Tender chicken and egg noodles simmer with vegetables in a rich, savory broth for a comforting meal ready in under an hour.

# Ingredient List:

→ Chicken & Meat

01 - 1 lb boneless, skinless chicken thighs or breasts, cut into bite-sized pieces

→ Vegetables

02 - 1 medium onion, diced
03 - 2 carrots, peeled and sliced
04 - 2 celery stalks, sliced
05 - 3 garlic cloves, minced

→ Broth & Seasonings

06 - 6 cups low-sodium chicken broth
07 - 1 tsp dried thyme
08 - 1 tsp dried parsley
09 - 1/2 tsp dried oregano
10 - 1 bay leaf
11 - Salt and black pepper, to taste

→ Noodles

12 - 7 oz egg noodles, medium width

→ Fats & Finishing

13 - 2 tbsp olive oil
14 - 1/4 cup heavy cream (optional, for creaminess)
15 - 2 tbsp fresh parsley, chopped (for garnish)

# How to Make It:

01 - Heat olive oil in a large pot or Dutch oven over medium-high heat. Add the chicken pieces and sauté until lightly browned on all sides, approximately 4 minutes. Remove the chicken from the pot and set aside.
02 - In the same pot, add the diced onion, sliced carrots, and celery.
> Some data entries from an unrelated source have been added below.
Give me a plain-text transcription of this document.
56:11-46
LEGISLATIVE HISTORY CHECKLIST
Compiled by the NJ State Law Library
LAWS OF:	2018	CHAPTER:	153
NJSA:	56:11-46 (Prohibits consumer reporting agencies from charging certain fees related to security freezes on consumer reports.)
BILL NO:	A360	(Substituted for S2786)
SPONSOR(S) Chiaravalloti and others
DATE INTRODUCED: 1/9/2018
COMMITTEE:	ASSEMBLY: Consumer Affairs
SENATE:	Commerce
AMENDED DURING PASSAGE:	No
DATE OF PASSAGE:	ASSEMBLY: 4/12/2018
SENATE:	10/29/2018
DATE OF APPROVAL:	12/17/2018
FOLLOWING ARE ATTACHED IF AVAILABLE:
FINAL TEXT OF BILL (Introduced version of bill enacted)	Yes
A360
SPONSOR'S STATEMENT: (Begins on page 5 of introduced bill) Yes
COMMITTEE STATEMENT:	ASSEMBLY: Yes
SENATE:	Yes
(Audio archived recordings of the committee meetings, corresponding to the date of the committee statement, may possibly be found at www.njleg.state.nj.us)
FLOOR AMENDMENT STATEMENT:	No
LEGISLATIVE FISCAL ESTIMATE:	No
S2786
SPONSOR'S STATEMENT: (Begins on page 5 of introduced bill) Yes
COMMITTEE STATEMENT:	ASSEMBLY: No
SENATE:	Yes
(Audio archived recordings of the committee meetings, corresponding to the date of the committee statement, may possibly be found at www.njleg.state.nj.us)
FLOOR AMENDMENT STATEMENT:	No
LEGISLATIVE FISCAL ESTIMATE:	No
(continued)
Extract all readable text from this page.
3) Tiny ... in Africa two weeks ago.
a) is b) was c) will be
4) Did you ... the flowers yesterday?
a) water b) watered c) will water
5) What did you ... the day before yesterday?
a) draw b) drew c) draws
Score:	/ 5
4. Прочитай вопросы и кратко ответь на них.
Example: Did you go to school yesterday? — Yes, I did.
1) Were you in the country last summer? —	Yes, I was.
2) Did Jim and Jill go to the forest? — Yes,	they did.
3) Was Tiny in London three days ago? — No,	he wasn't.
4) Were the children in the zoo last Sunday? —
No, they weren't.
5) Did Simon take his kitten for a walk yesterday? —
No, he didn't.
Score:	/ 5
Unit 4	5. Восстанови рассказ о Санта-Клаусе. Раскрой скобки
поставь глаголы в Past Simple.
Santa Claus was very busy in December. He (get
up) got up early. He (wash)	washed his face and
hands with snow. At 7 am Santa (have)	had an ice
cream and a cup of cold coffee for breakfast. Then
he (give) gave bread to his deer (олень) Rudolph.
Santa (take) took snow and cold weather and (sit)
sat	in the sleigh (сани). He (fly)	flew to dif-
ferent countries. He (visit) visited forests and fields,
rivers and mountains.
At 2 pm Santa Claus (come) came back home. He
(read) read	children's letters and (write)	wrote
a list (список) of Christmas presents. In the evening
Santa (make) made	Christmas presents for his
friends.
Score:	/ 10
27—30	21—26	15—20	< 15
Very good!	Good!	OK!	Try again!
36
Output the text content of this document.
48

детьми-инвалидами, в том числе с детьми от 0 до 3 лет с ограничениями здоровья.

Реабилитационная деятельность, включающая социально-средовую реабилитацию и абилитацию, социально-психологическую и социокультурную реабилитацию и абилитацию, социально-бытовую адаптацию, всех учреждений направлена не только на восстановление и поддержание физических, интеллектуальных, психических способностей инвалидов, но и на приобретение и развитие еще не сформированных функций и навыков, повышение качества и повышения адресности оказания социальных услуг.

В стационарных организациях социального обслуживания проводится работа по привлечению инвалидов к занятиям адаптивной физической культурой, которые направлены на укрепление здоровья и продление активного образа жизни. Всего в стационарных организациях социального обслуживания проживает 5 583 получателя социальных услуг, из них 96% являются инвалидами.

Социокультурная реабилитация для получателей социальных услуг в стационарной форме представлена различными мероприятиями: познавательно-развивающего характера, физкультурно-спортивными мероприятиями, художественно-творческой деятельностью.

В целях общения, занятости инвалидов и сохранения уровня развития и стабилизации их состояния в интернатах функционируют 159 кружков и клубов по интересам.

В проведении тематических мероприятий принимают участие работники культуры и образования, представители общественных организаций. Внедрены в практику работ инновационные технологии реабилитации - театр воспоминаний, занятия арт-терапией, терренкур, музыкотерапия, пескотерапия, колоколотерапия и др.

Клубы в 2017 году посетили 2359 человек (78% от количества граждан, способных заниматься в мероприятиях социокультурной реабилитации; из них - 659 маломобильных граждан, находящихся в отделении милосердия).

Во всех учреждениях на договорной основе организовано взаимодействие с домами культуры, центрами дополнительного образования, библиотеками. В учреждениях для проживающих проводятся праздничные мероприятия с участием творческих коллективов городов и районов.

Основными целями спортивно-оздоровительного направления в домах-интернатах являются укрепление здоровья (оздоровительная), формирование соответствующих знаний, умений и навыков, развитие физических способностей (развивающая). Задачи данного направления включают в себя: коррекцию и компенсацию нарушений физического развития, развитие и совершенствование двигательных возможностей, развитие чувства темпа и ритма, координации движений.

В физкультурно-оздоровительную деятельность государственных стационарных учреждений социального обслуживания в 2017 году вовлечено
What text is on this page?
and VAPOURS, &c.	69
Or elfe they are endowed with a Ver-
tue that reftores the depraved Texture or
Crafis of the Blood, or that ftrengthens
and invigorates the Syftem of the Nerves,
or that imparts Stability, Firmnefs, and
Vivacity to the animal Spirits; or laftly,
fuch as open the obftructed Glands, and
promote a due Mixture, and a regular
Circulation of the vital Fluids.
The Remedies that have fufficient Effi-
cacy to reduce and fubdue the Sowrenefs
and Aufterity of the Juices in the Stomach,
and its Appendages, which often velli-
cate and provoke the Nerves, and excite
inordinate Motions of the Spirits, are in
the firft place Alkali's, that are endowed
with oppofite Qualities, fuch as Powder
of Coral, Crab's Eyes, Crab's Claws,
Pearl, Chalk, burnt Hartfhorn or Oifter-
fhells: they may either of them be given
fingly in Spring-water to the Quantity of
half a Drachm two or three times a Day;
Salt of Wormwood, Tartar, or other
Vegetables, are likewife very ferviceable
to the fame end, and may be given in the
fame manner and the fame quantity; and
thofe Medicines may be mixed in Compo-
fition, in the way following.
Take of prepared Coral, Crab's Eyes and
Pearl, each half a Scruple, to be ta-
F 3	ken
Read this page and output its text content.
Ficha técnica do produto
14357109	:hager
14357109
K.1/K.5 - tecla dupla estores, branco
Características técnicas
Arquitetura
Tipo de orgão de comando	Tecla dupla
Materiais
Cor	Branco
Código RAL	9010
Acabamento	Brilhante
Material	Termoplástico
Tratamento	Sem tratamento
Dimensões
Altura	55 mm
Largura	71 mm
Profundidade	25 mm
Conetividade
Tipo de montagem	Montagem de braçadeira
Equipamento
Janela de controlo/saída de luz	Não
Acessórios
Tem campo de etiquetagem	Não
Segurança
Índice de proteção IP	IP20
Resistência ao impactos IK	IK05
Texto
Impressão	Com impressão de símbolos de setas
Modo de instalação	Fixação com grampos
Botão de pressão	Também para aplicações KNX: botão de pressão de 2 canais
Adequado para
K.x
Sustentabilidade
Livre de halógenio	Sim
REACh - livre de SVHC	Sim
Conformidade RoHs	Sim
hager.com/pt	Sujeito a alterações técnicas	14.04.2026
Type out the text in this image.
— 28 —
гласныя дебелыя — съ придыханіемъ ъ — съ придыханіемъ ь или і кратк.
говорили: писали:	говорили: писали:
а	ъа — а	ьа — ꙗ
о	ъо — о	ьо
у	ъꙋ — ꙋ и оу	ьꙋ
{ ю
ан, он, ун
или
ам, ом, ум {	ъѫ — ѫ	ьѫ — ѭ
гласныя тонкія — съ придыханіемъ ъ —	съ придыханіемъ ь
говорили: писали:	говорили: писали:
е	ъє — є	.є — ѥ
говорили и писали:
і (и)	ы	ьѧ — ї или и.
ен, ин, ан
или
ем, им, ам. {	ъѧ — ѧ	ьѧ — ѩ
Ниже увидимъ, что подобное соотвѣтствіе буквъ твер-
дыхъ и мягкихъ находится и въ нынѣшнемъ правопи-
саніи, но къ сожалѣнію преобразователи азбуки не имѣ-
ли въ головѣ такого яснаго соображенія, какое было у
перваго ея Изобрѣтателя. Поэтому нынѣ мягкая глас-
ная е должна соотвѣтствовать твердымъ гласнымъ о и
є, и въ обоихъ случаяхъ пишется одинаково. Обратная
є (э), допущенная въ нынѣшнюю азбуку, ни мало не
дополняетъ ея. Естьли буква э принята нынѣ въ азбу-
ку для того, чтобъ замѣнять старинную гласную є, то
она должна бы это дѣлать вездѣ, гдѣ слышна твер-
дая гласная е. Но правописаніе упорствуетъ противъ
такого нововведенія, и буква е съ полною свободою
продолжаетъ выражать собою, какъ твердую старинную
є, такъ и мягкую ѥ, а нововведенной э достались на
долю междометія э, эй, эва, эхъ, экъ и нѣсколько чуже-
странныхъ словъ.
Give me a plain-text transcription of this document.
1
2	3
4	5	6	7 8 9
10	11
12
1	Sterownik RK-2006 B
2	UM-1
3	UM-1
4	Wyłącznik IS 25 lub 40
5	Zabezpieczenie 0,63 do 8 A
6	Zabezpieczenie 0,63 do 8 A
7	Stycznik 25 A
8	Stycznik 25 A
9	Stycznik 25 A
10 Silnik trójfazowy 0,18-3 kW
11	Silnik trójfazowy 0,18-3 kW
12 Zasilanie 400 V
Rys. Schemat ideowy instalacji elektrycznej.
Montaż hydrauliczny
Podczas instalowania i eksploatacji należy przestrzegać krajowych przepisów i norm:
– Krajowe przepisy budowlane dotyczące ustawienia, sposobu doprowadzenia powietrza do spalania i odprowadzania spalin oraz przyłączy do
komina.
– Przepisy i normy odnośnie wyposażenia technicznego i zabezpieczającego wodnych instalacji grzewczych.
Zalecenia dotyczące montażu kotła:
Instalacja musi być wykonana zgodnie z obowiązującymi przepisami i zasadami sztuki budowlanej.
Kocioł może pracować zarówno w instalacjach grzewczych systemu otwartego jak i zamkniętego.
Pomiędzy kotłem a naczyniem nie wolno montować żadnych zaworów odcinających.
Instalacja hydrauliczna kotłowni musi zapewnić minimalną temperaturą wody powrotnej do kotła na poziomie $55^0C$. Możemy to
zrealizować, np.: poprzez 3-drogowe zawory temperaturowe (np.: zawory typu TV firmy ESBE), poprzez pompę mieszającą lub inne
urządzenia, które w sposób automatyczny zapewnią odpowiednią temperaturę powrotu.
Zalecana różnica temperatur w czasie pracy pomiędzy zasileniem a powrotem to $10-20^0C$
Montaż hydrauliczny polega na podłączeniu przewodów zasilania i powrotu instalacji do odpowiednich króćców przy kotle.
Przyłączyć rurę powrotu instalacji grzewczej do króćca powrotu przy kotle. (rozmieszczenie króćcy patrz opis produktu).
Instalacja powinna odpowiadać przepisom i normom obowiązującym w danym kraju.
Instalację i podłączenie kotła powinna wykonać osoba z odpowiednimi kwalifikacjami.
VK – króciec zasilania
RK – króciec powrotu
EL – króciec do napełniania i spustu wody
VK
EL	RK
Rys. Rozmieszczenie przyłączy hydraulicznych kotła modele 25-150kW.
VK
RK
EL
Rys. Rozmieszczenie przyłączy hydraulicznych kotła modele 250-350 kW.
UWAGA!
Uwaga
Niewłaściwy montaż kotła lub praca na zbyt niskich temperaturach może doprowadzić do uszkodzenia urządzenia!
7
Cook for 4 to 5 minutes, stirring occasionally, until the vegetables begin to soften.
03 - Add the minced garlic and cook for 1 minute, stirring constantly, until fragrant.
04 - Return the seared chicken to the pot. Stir in the dried thyme, dried parsley, oregano, bay leaf, salt, and black pepper, tossing to coat everything evenly.
05 - Pour in the chicken broth and bring the mixture to a rolling boil. Reduce the heat to medium-low and let it simmer gently for 10 minutes so the flavors meld together.
06 - Add the egg noodles to the pot and cook uncovered for 7 to 9 minutes, stirring occasionally to prevent sticking, until the noodles are tender.
07 - For a richer, creamier dish, stir in the heavy cream and let it cook for an additional 2 minutes over low heat.
08 - Remove and discard the bay leaf. Taste and adjust the salt and pepper as needed. Ladle into bowls and garnish generously with chopped fresh parsley. Serve hot.

# Expert Suggestions:

01 -
  • Everything cooks in a single pot, which means cleanup is almost embarrassingly easy.
  • The broth absorbs flavor from the chicken and vegetables as it simmers, creating something far more satisfying than any canned soup.
  • It reheats beautifully the next day, making it an ideal make ahead lunch.
02 -
  • Do not overcook the noodles because they will continue softening in the hot broth even after you take the pot off the heat.
  • If you plan on having leftovers, consider cooking the noodles separately and adding them to each bowl, which prevents them from turning to mush overnight.
03 -
  • Browning the chicken first and setting it aside before adding it back later keeps the pieces tender instead of rubbery.
  • The cream is optional but even a small splash transforms the whole dish into something that feels like it came from a restaurant.